C’è un racconto del vangelo che Caterina usa (cfr. CLIX) per esplicitare il dono specifico della vita religiosa all'interno dell’Ordine(dove ci sono laici e consacrati). Pietro domanda a Gesù: “Maestro, noi abbiamo lasciato ogni cosa per tuo amore e abbiamo seguito te: cosa ci darai?”. E Gesù, che Caterina chiama “Verità”, risponde: “Vi darò il cento per uno e la vita eterna” (cfr. Mt 19,27-30; Mc 10,28-30; Lc 18,28-30). E Caterina spiega. Cosa è questo “cento”? Si tratta forse di ricchezze? No! C’è qualcosa che l’uomo ha ed è più preziosa di ogni cosa: la propria volontà. Quando questa volontà, che non è altro che la libertà, viene indirizzata a Dio solo, questa volontà è l’uno che l’uomo dona a Dio. L’uomo sceglie liberamente di mettere Dio al primo posto nella sua vita, e Dio cosa gli dà in cambio? Il “cento per uno”: ciò cui non puoi aggiungere altro, perché è in sé una pienezza. E questa pienezza noi tutti sappiamo cosa è, perché sentiamo che il nostro cuore umano ci porta ad averne sempre sete: è l’amore. A chi si fida di lui e lo sceglie liberamente; a chi sceglie di porre Dio al centro della propria vita al posto del proprio io; a chi sceglie l’obbedienza domenicana, Dio promette la pienezza dell’amore. È la vita eterna che Dio promette nel racconto del vangelo, che non è altro che la carità. La carità, infatti, “entra come donna, come regina in cielo”. Ma questo dono promesso a chi fa voto di obbedienza è anche per coloro che scelgono di vivere tale virtù nel proprio stato laicale, lasciando che sia Dio e regnare nelle loro vite e condurli per le sue strade. I due comandamenti dell’amore, al cuore del carisma, sono dunque realizzati pienamente dal domenicano quando egli, promettendo e vivendo l’obbedienza, riceve in dono da Cristo la Sua capacità di amare.

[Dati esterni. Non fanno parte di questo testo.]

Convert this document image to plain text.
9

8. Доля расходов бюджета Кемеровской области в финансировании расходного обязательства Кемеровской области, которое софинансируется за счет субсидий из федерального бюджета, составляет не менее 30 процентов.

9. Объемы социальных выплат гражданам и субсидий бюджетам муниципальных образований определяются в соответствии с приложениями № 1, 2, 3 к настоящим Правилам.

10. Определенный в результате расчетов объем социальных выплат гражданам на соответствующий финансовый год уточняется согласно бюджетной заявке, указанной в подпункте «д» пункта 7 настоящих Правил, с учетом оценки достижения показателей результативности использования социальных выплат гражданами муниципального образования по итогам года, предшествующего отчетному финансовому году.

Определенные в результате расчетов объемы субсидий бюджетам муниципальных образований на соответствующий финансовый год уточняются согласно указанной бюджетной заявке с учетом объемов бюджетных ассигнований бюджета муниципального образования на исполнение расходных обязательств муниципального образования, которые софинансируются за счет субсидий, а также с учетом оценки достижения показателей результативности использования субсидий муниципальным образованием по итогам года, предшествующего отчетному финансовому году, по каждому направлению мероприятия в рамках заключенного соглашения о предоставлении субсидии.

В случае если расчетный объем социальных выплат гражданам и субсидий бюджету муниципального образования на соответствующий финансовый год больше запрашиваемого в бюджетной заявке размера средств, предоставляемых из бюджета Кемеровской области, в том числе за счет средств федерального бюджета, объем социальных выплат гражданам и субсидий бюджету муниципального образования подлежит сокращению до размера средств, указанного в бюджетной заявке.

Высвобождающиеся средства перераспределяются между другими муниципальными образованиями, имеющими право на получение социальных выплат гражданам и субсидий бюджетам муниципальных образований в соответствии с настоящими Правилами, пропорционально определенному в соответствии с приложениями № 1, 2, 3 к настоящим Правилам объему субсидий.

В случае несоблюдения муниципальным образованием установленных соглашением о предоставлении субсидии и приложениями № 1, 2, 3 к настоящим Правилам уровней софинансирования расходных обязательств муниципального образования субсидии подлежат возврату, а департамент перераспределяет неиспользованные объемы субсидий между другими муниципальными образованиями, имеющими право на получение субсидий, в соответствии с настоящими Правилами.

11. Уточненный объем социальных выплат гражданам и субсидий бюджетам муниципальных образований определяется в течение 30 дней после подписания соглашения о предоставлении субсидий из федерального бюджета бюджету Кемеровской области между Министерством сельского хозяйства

Frutto di questo scambio tra Dio e l’uomo è la gioia(cfr. CLX), il cuore largo e libero e non doppio e piccolo. Il vero amore, infatti, è aperto a tutti, perciò chi lo possiede è pienamente felice. Per questo, il domenicano non può che essere sempre pieno di gioia. Una gioia che non è superficiale allegria, e che alimenta la sua vita interiore anche tra le prove e le fatiche. Si tratta, infatti, di una gioia profonda, di una sorgente di vita che continuamente scorre nel suo cuore e alimenta la sua persona. E che è anche, senza dubbio, la sua prima, vera, feconda predicazione. Questa gioia vediamo nella vita di S.Domenico e imploriamo per tutti i suoi figli e figlie.